TPtarece definitivamente descartado que estemos haciendo un favor a los niños animándoles a introducirse en el mundo del deporte: hiede. Pero no hiede por el suceso más reciente, el de la detención de una banda que presuntamente se dedicaba al dopaje vampírico de los ciclistas, que a fin de cuentas dicha desarticulación de la trama aporta alivio y optimismo por cuanto revela eficacia en los persecutores del delito, sino que hiede porque emana de un cuerpo en constante putrefacción, el del deporte entregado absolutamente al dinero y olvidado, absolutamente también, de su función natural de hacernos más sanos y mejores.

El chiringuito montado presuntamente por médicos y directores deportivos del mundillo ciclista, ese estraperlo de sangre fácil, oxigenada, rebosante de glóbulos rojos, para ganar las carreras y dejar tirados en las cuestas y en las contra-reloj a los deportistas decentes, no es, por lo demás, sino un nuevo episodio de los muchos, y de los muy sucios, que jalonan la actualidad de la industria deportiva, donde para obtener suculentos ingresos los actores han de ser peleles, máquinas, tramposos, y los espectadores tontos de caerse.
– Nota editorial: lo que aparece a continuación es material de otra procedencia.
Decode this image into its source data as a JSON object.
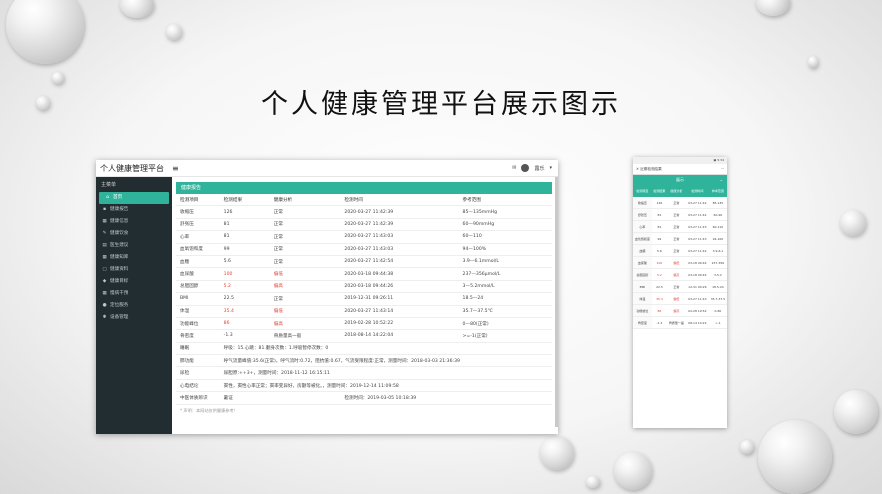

A éstos, un público mayoritariamente infantil, se les dice, para animarles a consumir, que lo importante no es ganar, sino participar, pero sólo se les muestra los laureles de los que ganan, de los que dejan clavados y anónimos al resto, de los que triunfan y son amados y reconocidos no importa los medios que para ello empleen. Acaso deberíamos meditar mejor sobre la clase de mundo al que invitamos a entrar, inermes y engañados, a nuestros hijos.